China and Australia have inked a landmark free-trade agreement (FTA), which is expected to boost bilateral trade between the two countries.

Australia's trade minister Andrew Robb and China's commerce minister Gao Hucheng formalised the so-called China-Australia Free Trade Agreement (ChAFTA) in Canberra on 17 June.

Both governments concluded negotiations on the FTA in 2014. The agreement now has to be approved by parliaments of both nations for it to come into effect.

The deal is expected to boost bilateral trade to the tune of $20bn (£12.8bn, €17.8bn) by 2035. The countries accounted for more than $160bn of two-way trade in goods and services in 2014.

The agreement will initially allow 85% of all Australian exports to enter China tariff-free. Subsequently, the quota will be increased to 93% within four years and 95% when the agreement is in full force.

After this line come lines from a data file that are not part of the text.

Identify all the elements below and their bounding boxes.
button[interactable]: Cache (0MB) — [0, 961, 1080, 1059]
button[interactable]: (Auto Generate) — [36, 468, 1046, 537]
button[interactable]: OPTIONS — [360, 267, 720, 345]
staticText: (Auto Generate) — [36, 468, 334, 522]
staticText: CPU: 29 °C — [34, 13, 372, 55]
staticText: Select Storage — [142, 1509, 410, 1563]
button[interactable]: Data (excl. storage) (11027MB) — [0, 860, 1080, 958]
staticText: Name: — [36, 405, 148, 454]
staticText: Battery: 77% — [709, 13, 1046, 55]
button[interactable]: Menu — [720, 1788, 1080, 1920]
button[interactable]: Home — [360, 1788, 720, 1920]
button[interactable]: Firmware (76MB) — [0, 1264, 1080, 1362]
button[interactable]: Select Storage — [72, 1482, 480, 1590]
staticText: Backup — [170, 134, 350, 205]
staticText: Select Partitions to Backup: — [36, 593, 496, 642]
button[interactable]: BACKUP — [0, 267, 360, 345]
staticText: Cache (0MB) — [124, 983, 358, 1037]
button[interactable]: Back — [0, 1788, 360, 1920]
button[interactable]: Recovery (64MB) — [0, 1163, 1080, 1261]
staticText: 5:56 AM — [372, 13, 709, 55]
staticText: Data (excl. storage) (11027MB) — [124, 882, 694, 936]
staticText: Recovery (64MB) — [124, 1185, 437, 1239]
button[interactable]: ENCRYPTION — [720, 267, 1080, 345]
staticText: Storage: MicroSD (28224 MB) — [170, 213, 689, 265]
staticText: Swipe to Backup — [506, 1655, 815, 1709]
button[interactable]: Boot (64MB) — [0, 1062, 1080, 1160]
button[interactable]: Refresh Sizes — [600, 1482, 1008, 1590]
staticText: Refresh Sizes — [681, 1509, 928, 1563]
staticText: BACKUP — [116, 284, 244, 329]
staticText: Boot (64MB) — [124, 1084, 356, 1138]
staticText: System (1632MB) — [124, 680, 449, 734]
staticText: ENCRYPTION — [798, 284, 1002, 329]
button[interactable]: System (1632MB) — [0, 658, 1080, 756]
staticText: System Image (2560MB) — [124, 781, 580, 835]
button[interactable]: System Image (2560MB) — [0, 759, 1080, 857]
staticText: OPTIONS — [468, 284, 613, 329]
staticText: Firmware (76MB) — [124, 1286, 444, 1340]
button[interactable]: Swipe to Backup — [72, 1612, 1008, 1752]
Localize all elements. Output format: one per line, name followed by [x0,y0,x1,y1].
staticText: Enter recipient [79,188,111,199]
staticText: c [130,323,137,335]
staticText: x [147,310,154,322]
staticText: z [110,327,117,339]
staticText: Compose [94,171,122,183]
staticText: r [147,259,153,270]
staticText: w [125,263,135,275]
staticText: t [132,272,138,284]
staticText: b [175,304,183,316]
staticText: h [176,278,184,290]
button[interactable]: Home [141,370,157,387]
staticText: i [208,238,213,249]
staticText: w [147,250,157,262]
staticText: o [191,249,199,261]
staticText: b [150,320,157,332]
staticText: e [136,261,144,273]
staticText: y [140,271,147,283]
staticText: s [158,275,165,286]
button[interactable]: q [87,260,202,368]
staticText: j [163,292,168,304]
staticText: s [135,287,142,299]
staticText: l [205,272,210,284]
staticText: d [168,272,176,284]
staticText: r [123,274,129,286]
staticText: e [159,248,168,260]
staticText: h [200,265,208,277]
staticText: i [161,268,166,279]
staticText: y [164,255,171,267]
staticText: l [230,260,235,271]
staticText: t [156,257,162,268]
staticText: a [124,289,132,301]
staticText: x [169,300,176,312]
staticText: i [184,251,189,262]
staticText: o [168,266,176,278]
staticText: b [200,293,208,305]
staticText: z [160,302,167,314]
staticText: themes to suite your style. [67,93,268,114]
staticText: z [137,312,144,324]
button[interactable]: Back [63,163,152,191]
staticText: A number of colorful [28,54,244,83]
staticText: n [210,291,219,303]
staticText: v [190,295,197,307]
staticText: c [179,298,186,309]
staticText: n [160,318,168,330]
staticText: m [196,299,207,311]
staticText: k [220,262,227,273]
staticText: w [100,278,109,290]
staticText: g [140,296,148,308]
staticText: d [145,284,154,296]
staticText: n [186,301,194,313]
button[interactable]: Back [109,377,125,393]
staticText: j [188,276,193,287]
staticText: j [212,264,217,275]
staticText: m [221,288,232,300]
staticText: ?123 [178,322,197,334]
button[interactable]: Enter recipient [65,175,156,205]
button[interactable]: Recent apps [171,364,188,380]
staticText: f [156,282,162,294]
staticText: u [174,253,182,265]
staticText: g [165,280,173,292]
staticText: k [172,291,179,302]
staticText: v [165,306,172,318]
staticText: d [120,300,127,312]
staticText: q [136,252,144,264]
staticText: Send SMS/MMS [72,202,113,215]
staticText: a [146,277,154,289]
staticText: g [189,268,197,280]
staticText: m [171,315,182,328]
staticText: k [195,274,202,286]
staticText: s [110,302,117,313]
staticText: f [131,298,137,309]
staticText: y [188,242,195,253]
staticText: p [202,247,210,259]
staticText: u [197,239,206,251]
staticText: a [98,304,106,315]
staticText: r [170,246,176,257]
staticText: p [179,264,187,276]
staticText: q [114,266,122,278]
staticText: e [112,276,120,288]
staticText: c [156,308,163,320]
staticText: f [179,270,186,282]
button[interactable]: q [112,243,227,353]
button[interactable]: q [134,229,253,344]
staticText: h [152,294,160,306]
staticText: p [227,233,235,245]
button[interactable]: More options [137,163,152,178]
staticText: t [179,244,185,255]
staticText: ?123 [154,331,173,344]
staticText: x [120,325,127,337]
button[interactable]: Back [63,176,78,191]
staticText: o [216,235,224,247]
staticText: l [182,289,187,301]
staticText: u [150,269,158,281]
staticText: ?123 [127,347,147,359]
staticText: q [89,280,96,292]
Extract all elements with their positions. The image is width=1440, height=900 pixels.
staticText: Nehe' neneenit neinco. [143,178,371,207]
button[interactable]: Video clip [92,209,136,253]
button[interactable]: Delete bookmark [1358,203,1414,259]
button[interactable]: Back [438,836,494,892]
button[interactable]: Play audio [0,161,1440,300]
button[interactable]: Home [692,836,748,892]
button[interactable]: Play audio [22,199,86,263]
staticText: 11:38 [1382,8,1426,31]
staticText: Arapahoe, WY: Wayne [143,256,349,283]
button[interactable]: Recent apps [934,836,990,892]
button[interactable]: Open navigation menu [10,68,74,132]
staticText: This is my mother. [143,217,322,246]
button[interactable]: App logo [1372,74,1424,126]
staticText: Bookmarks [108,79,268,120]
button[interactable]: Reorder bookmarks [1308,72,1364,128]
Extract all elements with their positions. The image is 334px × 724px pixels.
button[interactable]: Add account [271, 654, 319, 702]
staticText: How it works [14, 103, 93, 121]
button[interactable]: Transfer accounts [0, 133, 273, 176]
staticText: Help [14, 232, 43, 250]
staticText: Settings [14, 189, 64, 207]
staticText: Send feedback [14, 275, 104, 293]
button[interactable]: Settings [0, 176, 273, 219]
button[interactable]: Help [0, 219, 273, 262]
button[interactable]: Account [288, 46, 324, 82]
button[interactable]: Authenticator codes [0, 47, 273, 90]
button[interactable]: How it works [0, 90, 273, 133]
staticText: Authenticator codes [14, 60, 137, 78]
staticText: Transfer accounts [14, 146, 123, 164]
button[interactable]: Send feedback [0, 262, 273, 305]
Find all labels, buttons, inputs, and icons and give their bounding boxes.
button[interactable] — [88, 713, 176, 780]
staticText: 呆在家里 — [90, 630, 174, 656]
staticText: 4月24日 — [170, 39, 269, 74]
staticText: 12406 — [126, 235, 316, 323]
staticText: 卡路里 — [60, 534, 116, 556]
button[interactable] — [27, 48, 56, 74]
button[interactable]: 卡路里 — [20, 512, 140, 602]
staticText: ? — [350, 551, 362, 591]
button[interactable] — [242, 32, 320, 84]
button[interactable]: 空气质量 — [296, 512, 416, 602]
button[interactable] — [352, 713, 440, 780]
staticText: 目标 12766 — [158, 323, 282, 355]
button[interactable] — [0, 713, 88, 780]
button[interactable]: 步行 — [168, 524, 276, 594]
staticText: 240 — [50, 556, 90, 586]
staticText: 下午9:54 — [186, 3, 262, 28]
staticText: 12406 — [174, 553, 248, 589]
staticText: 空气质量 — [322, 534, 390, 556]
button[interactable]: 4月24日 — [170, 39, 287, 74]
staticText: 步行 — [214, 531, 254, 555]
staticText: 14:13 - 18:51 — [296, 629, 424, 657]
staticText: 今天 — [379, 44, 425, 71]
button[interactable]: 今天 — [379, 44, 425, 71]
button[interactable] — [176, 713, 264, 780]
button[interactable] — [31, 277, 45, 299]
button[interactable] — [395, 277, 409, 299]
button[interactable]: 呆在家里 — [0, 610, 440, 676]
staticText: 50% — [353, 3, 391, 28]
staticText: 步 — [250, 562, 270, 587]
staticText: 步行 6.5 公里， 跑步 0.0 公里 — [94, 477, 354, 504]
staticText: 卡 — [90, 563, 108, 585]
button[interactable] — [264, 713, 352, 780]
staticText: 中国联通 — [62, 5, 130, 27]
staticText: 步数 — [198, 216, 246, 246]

The preamble of the agreement states that the parties want to "strengthen their economic partnership and further liberalise bilateral trade and investment to bring economic and social benefits, to create new opportunities for employment and to improve the living standards of their people".

It adds that "the strengthening of their economic partnership through a free trade agreement, which removes barriers to the trade of goods and services and investment flows, will produce mutual benefits for the Parties".

"[The agreement] has the highest degree of liberalization amongst all the FTA's China has so far signed with another economy," Gao said.

China is Australia's largest export market for both goods and services, accounting for nearly a third of total exports, and a growing source of foreign investment. The FTA is expected to promote further Australian investment in China and Chinese investment in Australia.